June 17, 2013 at 9:44 AM
share with facebook
share with twitter
| License Photo

NEW YORK, June 17 (UPI) -- New York University denies accusations by Chinese dissident Chen Guangcheng that he is being forced to leave over concerns about his activism.

Chen said university officials told him his criticism of the Chinese government may threaten potential academic cooperation between China and the university, which recently opened a campus in Shanghai, The New York Times reported Sunday.

Chen, a self-taught lawyer who is blind, was allowed to leave China with his family last year after taking refuge in the U.S. Embassy in Beijing following his escape from house arrest.
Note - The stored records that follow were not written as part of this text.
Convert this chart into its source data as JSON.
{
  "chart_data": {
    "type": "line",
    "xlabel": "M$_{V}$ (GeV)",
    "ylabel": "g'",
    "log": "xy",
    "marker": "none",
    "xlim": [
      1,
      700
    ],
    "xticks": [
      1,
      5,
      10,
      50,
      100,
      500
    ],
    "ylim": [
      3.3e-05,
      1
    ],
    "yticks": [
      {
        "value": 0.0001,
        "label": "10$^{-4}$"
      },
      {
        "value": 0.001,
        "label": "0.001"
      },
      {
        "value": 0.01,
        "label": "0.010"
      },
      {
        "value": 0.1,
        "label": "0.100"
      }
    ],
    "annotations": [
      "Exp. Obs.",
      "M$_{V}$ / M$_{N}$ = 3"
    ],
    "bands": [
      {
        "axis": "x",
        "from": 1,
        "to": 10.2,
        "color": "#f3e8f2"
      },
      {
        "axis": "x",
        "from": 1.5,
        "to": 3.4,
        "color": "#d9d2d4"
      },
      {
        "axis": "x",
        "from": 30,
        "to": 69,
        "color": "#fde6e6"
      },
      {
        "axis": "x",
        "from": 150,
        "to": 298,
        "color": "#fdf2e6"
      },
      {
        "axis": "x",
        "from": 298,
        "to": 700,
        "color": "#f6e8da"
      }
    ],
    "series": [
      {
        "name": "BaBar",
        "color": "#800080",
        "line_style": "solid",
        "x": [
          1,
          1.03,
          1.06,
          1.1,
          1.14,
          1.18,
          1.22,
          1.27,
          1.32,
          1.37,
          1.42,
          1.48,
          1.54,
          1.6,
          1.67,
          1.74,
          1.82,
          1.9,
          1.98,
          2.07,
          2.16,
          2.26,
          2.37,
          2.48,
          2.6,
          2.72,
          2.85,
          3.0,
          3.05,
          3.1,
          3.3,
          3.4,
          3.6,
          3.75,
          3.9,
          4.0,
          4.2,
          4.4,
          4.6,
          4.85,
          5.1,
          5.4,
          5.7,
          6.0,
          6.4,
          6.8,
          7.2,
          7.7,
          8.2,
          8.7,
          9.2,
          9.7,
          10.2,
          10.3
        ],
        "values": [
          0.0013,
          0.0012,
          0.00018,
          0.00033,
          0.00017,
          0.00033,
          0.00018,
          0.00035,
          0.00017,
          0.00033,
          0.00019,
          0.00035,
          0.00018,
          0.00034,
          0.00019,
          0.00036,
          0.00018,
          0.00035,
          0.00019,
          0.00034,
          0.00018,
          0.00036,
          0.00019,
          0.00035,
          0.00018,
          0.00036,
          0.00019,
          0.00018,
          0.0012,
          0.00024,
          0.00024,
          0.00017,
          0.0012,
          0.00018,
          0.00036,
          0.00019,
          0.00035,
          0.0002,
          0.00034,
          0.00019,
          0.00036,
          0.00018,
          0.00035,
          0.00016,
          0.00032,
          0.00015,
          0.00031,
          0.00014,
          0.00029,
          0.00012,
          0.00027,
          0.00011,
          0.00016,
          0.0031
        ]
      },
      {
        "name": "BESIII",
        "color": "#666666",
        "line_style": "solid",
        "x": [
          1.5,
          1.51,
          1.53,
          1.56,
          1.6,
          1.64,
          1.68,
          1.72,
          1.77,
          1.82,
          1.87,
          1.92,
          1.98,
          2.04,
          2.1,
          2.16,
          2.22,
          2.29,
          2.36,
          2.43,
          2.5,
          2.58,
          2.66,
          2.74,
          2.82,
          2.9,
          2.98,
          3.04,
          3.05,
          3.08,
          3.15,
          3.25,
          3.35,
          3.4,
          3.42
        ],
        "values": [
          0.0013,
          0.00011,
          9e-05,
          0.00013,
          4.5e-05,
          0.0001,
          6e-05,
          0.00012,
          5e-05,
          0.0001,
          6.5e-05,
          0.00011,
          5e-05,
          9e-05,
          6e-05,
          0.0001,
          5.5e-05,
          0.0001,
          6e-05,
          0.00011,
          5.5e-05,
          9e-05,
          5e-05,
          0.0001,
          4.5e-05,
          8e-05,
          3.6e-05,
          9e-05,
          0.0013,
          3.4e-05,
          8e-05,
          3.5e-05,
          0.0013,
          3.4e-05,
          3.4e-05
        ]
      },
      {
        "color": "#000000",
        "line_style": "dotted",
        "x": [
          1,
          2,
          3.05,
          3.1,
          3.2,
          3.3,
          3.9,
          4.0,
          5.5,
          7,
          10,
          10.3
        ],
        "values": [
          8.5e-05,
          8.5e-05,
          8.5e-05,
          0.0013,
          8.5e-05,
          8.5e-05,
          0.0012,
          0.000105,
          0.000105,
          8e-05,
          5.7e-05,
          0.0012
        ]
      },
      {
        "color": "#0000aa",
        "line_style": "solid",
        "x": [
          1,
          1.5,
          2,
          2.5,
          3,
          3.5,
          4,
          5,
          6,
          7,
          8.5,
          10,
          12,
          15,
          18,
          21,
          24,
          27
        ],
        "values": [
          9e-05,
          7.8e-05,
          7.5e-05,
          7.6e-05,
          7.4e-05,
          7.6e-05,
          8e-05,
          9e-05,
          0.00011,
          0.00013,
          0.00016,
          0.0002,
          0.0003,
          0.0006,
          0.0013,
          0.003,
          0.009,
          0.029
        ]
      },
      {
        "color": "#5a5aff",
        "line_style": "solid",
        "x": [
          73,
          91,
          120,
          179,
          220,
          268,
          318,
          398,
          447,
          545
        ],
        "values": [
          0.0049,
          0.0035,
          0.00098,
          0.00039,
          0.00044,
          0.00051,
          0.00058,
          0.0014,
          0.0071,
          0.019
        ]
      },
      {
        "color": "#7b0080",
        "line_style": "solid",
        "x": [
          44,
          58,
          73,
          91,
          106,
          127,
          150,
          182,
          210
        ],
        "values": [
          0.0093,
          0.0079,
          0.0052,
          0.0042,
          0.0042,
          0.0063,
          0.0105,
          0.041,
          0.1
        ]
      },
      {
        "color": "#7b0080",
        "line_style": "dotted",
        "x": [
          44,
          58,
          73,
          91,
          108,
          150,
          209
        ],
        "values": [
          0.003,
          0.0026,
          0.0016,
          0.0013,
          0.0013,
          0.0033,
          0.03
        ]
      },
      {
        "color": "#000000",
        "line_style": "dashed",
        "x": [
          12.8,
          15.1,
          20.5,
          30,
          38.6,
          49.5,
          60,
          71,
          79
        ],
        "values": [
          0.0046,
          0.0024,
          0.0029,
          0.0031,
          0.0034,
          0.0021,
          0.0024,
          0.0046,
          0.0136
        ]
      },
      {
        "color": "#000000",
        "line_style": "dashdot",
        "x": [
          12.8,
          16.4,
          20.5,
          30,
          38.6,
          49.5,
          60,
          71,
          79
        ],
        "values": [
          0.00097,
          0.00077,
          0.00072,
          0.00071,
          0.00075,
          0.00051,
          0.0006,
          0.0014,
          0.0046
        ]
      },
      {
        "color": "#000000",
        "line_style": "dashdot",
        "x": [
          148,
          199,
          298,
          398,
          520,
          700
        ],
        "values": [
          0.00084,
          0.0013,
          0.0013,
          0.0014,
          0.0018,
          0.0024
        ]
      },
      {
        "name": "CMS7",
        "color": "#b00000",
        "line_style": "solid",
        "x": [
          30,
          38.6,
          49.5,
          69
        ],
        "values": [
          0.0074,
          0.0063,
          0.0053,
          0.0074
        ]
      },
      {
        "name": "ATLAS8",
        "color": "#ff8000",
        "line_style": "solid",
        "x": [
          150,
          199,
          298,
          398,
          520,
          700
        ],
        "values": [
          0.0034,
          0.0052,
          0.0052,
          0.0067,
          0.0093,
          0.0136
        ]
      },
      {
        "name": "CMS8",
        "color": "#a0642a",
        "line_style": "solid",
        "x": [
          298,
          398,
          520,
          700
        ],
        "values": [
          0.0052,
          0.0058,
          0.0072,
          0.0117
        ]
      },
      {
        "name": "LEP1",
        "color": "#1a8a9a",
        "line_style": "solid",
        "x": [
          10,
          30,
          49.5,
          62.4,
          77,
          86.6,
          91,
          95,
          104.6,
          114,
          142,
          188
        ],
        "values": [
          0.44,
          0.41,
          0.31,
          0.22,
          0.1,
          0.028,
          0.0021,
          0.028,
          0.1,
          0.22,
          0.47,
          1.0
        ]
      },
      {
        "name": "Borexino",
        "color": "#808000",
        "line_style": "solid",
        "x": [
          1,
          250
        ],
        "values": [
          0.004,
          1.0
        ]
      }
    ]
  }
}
"The work of the Chinese Communists within academic circles in the United States is far greater than what people imagine, and some scholars have no option but to hold themselves back," Chen said. "Academic independence and academic freedom in the United States are being greatly threatened by a totalitarian regime."

The New York Post first published the story last week.

In a statement Sunday, NYU denied Chen's claims.

"We are very discouraged to learn of Mr. Chen's statement, which contains a number of speculations about the role of the Chinese government in NYU's decision-making that are both false and contradicted by the well-established facts," spokesman John Beckman said in the statement.

The university said Chen's law school fellowship was always meant to last a year, and those who worked with him in recent months said he understood the time restriction for the fellowship, the Times said.

The fellowship's end, Beckman said, "had nothing to do with the Chinese government; all fellowships come to an end."

Chen, 41, said the school had given him and his family until the end the month to leave the faculty apartment.

Jerome Cohen, a law professor who helped arrange Chen's fellowship, said NYU was especially generous, providing him with transportation, security and private lessons in law and English. Cohen said Chen had at least two job options, including one at Fordham University and another at the Witherspoon Institute, a think tank, the Times said.

"They have done more than imaginable, but I don't know how anyone could stay here at NYU on a continual basis," Mr. Cohen said last week. "No political refugee, not even Albert Einstein, has received better treatment."